Jobs will fall and won't pick back up until September 2021, and it will be a long time until the economy is back to where it was.

Recruitment agent Peter Stewart says he's already seeing the shortage of jobs.

"We had an administrative role in [Auckland's] CBD, which had about 500 applicants in three days. Typically we might see 100 applicants over a month."

Olsen says finding a new job may be difficult for some workers.

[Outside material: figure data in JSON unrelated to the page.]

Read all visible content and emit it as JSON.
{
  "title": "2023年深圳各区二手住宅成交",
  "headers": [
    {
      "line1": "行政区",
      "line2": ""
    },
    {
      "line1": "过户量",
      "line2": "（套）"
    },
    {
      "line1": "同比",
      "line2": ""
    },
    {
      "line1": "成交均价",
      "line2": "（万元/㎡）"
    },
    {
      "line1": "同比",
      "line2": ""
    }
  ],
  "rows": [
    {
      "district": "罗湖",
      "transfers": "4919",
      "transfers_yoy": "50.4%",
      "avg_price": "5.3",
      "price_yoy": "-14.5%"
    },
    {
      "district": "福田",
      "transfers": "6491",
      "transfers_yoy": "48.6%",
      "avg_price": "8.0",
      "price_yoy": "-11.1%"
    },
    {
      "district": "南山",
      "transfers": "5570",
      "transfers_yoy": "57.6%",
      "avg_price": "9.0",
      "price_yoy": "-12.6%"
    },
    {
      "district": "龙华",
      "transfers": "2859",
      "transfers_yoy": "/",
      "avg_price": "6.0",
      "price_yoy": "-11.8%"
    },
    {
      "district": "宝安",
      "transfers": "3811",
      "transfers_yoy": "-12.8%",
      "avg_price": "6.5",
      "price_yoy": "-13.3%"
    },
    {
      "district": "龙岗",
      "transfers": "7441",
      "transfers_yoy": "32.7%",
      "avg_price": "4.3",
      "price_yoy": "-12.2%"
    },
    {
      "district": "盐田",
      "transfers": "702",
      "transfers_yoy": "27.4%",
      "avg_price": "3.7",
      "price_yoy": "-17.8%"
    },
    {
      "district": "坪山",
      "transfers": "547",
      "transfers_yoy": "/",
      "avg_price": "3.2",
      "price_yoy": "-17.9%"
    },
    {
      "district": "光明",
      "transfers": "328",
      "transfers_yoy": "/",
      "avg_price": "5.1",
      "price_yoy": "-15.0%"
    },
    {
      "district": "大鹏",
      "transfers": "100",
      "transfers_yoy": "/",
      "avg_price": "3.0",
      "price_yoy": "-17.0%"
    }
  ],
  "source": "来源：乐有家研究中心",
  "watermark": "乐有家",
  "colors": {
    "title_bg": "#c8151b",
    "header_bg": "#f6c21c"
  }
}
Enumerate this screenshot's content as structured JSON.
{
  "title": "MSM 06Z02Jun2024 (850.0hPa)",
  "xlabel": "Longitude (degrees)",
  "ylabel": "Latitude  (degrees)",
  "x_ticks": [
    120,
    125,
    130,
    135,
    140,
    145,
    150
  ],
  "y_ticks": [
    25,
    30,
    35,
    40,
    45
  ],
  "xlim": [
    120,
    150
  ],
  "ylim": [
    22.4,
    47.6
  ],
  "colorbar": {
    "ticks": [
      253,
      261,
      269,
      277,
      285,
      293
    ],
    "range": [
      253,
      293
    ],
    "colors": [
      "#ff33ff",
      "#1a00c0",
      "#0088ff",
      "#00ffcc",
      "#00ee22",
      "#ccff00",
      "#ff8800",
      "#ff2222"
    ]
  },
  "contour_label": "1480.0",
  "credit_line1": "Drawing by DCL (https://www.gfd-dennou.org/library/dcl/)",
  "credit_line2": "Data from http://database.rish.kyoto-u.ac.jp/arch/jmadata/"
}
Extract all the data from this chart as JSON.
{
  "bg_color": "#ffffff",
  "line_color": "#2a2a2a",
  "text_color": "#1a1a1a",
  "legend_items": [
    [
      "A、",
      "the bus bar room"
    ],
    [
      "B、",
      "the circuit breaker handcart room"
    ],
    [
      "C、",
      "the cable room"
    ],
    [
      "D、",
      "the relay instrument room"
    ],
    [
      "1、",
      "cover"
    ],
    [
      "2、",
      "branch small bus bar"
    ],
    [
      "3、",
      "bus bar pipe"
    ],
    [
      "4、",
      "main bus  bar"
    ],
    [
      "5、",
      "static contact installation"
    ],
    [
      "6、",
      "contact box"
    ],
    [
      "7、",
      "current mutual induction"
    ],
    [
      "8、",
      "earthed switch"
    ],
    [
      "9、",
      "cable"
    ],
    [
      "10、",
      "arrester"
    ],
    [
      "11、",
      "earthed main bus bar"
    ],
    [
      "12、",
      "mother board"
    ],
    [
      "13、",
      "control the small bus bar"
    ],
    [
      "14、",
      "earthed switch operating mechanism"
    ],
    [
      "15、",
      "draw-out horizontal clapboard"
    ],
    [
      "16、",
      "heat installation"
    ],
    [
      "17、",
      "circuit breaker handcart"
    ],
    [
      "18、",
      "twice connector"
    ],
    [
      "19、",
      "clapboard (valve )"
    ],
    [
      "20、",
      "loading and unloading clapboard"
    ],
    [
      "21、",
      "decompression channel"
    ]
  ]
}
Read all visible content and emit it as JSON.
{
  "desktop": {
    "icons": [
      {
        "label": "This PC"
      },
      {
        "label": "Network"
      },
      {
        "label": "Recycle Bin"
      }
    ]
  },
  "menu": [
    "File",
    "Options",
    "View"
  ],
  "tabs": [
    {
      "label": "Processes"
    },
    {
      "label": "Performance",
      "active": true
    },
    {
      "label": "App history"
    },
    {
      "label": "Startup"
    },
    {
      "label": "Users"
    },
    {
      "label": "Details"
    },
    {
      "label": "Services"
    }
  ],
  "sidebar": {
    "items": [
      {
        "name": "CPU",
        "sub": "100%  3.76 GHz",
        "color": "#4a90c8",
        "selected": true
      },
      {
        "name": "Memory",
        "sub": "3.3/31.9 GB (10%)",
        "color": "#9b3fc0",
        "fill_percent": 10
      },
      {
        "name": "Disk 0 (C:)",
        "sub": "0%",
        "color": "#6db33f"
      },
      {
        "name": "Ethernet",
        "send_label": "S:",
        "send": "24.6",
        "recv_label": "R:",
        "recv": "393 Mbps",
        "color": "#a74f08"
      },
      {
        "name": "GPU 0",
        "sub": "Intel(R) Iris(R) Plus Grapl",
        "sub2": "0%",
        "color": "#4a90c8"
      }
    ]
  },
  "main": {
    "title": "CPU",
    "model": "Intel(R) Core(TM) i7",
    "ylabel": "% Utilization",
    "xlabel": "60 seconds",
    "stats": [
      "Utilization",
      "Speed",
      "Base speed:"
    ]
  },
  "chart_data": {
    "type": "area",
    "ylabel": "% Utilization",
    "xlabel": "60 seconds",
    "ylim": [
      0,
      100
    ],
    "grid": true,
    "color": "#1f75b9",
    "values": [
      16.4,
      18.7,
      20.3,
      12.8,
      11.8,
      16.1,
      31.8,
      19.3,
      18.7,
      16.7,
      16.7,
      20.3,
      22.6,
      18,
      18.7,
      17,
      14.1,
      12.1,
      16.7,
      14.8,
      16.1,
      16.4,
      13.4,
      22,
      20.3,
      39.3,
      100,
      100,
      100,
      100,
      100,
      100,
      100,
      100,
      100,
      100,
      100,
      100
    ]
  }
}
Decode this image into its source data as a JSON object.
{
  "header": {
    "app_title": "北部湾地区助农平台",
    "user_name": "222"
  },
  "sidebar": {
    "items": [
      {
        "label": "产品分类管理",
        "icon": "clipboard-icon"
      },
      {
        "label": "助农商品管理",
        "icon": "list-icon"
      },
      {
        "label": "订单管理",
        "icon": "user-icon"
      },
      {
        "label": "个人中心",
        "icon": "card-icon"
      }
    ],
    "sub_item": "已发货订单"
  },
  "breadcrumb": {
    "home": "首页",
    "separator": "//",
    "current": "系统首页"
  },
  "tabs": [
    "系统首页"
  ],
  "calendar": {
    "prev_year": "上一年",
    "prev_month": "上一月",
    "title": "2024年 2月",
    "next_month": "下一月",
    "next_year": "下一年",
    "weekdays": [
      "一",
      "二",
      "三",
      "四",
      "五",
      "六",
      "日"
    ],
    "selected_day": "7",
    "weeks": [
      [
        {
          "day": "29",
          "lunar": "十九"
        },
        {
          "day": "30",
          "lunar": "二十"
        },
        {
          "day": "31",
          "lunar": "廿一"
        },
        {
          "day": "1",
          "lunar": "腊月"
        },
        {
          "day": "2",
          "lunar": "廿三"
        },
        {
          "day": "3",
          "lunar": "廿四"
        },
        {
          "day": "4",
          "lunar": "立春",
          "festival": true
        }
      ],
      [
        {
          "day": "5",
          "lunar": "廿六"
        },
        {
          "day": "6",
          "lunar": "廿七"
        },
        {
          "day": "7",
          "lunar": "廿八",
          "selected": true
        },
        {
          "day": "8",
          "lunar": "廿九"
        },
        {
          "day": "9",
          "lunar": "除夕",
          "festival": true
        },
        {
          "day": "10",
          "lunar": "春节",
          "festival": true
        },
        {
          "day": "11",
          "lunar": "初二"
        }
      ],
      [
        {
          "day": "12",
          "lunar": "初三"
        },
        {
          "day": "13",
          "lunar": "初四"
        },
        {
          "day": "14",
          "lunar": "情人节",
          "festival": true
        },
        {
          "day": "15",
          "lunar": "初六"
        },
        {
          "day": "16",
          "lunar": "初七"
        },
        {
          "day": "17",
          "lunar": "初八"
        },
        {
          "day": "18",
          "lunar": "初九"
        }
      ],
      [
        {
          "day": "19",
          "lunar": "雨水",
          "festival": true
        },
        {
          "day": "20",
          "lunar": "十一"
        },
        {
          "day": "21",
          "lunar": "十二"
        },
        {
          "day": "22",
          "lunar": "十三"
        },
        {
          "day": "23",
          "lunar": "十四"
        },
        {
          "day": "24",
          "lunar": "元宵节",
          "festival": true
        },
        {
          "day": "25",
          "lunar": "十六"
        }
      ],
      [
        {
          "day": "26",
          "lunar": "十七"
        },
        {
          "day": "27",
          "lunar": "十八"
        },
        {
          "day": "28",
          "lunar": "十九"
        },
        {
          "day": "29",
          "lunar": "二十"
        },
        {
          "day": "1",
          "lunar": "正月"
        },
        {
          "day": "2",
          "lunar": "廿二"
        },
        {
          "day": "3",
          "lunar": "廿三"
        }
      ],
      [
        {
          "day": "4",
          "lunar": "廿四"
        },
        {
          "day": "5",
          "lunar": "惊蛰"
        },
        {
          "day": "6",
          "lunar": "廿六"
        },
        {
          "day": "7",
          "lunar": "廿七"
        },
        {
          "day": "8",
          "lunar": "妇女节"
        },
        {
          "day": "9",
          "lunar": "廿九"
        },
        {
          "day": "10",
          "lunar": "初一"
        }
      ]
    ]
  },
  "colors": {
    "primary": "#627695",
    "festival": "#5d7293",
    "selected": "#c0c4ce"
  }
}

"People have just lost jobs after being in them for twenty years or more. They are completely going to have to redefine what they do in the workforce."

Mike and Jayne Devine-Kinsella are two Kiwis who packed up and moved out of Auckland to rural Raetihi in the central North Island. Mike was in the construction and Jayne worked in television production. Both had work dry up due to COVID-19.

"When you are in a situation like this, you have to adapt," Mike says.

Jayne adds the cost of living in Auckland without an income is too high.

The pair initially began working at Raetihi's Snowy Waters Lodge to help a relative, but they're willing to try anything. Jayne says she can drive a tractor and "shovel anything that needs shovelling".

For Lance Muiaiva, who featured in Newshub's story on Sunday about the future of work, he may need to retrain after losing his logistics job at Air New Zealand.

"Social work. I've lived a good 47 years, I know what's going on around my community."

 Or like Jayne and Mike, he may find a new community altogether by getting out of the city.